Estamos portanto longe de situações de paz. E independentemente da personalidade dos responsáveis, enquanto as divergências ideológicas dos Governos do antigo Ultramar português com o Governo de Portugal forem as que em Portugal se verificam entre os partidos ditos democráticos e os que por estes não são considerados como tal, creio que as relações se manterão no nível actual, com oscilações ocasionais para melhor e para pior. Quanto mais tempo decorrer nesta situação de impasse, menores serão as probabilidades de evitar que todo o vazio deixado pelo criminoso atirar ao mar dos portugueses (de todas as etnias) seja colmatado pelo mundo ávido de preencher os lugares que aqueles ocupavam. À medida que o tempo passa, mais o antigo Ultramar se vai ausentando de Portugal obtendo algures, em todo o mundo, o que cada vez Portugal mais dificuldade tem de lhes proporcionar: apoio material e de quadros. Que devaneio a ideia da «ponte» que o país seria, de que nos falavam, ao mesmo tempo que o país se arruinava, e que os melhores quadros eram estupidamente enxotados... Que ingenuidade louca supor um neocolonialismo ideológico reflectido de Lisboa por concessão do Leste!...

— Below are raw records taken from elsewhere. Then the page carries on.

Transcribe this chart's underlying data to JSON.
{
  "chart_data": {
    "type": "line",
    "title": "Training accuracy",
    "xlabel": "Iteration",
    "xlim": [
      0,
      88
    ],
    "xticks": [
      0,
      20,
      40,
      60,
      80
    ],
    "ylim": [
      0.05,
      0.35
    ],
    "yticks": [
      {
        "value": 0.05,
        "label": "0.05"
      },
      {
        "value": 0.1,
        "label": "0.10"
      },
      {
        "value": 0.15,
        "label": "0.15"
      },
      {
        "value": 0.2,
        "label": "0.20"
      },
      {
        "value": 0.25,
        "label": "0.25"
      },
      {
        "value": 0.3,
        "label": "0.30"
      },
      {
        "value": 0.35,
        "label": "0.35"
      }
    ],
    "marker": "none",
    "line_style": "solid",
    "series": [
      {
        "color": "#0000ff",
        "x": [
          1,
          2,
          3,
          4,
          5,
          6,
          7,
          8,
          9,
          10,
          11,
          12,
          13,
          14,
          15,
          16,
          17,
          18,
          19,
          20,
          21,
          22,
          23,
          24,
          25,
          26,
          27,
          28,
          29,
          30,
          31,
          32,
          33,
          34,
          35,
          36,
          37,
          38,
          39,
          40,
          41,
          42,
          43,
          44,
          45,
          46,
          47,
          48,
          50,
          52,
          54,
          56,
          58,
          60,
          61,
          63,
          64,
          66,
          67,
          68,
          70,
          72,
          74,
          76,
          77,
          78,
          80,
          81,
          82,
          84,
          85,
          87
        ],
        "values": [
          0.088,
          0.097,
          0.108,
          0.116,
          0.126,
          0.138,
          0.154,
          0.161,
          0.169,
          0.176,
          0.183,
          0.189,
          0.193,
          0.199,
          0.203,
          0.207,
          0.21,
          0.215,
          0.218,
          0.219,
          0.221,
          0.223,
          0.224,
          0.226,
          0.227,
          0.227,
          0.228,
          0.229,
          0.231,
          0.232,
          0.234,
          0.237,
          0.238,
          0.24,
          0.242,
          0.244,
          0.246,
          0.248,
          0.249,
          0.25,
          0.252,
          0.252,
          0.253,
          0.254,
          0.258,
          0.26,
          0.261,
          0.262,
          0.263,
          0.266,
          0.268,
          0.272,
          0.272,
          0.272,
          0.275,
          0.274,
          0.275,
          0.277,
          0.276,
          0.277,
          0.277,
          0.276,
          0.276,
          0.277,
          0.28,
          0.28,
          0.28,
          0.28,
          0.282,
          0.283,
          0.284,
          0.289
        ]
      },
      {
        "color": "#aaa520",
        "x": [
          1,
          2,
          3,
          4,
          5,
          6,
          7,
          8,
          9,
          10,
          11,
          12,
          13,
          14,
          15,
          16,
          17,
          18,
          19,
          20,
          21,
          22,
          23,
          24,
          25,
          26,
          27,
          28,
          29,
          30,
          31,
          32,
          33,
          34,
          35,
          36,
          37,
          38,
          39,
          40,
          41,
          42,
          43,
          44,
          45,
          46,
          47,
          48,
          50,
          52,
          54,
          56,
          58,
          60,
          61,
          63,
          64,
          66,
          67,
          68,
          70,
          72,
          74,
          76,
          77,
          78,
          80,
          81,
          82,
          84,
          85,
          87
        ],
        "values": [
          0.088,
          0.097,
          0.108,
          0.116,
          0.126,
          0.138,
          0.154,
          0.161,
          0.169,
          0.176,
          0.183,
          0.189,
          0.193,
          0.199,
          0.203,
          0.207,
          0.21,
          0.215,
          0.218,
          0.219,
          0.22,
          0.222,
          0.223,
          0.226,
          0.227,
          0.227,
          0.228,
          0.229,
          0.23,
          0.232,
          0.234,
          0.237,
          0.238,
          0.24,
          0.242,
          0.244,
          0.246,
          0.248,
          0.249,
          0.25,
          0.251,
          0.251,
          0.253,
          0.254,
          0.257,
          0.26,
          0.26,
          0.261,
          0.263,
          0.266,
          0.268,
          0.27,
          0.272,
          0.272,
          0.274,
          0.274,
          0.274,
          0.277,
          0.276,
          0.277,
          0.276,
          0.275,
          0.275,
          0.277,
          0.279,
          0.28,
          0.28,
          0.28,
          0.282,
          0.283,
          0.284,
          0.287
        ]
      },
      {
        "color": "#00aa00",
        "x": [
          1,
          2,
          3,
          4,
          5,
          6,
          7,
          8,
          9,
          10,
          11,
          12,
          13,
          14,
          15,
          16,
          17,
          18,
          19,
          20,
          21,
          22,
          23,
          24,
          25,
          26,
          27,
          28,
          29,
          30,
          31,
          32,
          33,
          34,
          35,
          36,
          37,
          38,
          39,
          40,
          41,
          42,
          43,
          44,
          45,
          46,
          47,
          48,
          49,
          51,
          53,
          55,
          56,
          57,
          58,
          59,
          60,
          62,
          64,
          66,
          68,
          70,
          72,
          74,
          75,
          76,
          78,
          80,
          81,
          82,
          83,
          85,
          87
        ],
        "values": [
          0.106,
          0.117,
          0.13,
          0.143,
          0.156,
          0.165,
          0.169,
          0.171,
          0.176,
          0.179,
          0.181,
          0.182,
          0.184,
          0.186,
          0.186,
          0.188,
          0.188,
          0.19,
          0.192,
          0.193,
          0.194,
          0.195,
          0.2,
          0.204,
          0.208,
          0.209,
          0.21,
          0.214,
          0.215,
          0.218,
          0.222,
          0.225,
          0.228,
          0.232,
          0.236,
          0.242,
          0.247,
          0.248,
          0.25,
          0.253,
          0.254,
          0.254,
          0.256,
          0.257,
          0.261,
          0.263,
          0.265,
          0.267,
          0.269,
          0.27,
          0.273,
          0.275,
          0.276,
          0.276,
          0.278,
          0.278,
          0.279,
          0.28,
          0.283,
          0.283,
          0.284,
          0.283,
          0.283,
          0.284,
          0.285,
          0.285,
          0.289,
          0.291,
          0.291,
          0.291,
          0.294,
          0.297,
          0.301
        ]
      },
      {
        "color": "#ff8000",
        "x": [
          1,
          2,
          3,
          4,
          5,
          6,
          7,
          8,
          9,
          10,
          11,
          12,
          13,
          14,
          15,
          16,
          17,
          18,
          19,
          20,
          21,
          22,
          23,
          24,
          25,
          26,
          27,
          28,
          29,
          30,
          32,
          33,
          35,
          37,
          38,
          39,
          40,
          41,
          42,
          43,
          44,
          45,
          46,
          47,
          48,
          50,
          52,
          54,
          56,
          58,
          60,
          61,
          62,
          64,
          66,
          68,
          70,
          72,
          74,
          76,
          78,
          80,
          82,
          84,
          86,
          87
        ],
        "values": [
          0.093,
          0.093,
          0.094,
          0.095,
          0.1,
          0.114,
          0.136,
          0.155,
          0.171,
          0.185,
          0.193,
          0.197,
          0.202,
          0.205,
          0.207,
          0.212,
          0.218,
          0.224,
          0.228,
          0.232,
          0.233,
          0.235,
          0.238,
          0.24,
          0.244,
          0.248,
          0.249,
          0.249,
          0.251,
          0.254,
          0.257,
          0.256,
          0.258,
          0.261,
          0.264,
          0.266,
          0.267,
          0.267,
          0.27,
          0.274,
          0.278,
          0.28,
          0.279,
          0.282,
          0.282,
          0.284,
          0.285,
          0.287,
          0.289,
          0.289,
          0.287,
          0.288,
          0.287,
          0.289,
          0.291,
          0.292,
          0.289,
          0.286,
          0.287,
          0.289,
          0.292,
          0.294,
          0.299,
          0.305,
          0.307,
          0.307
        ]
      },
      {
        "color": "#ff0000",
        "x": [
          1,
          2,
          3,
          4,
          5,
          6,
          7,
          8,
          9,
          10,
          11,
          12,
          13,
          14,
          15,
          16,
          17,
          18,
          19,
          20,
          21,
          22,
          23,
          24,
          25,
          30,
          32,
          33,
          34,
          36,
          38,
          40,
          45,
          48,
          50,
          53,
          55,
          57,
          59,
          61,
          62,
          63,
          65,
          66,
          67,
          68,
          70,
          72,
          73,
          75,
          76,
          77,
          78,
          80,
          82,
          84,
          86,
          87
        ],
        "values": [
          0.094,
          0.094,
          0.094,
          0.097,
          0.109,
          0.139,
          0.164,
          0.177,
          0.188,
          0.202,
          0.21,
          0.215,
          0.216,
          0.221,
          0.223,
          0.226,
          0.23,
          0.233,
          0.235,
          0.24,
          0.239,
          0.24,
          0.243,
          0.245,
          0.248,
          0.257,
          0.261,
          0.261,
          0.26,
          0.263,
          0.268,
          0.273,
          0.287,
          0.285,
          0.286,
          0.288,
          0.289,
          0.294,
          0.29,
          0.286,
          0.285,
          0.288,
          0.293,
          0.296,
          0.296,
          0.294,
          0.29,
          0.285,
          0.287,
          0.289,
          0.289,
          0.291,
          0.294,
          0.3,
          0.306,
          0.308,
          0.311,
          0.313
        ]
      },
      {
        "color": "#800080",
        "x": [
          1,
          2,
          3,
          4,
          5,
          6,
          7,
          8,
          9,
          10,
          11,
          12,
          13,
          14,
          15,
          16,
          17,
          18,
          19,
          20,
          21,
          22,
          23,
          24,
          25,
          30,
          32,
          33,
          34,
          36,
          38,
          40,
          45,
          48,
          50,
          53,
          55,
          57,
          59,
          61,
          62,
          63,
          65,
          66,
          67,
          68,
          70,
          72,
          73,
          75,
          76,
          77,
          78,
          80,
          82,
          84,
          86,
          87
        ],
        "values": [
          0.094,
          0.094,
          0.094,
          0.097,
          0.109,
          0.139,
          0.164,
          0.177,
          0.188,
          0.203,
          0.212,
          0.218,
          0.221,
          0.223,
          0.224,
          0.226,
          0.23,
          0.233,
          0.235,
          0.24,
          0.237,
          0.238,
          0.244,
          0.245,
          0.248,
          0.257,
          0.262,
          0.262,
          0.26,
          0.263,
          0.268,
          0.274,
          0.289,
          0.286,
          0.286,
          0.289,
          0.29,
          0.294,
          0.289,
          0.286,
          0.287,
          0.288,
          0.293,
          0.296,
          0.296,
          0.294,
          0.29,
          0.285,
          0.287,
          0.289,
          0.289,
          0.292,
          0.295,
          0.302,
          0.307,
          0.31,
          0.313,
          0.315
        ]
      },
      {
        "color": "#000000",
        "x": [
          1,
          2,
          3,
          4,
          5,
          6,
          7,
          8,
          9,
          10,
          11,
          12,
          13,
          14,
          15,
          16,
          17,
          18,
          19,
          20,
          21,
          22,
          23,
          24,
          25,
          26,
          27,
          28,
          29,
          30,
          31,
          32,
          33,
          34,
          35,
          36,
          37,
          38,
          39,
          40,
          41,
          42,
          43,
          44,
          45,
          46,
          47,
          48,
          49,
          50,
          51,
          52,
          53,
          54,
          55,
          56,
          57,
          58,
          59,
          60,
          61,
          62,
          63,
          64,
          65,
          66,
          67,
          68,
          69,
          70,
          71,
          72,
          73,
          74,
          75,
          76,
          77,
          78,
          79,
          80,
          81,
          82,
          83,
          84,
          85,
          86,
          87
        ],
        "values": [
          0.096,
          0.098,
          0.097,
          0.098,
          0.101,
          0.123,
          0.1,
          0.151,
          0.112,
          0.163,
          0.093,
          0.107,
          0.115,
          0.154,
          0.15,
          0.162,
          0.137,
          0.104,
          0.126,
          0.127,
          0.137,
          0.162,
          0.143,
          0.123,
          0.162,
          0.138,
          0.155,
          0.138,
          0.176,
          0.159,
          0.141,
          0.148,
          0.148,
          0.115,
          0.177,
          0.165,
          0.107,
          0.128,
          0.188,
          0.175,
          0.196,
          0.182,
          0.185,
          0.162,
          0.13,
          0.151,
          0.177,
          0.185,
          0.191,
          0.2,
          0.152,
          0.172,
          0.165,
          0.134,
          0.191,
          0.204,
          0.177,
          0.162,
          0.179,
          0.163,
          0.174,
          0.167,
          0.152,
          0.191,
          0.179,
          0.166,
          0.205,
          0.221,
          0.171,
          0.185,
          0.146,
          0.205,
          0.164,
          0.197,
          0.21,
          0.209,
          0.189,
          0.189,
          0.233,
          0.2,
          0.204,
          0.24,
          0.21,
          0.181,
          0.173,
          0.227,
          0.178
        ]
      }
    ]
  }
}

P. - O sr. general conseguiu sempre criar inimizades que poderia evitar. O seu livro propondo uma maior integração do país que então era Portugal desagradou fortemente a Marcello Caetano. As suas ideias sobre como descolonizar não jogaram também muito com as de quem tinha ideias «exemplares» a respeito. Quer comentar?

R. - Em conformidade com o que considero a mais pura, original e criativa (essa sim humanista, internacionalista se o quiserem) interpretação portuguesa, para mim, e para outros que foram grandes administradores do Ultramar (Norton de Matos, incluído) o outro nome de «descolonização» é integração, repito integração, igualdade completa de todas as etnias, em deveres e em direitos, acesso livre, política que, em 24 de Abril, decorria praticamente com espontaneidade, e cujo ritmo eu pensava que poderia ser acelerado por estruturas adequadas.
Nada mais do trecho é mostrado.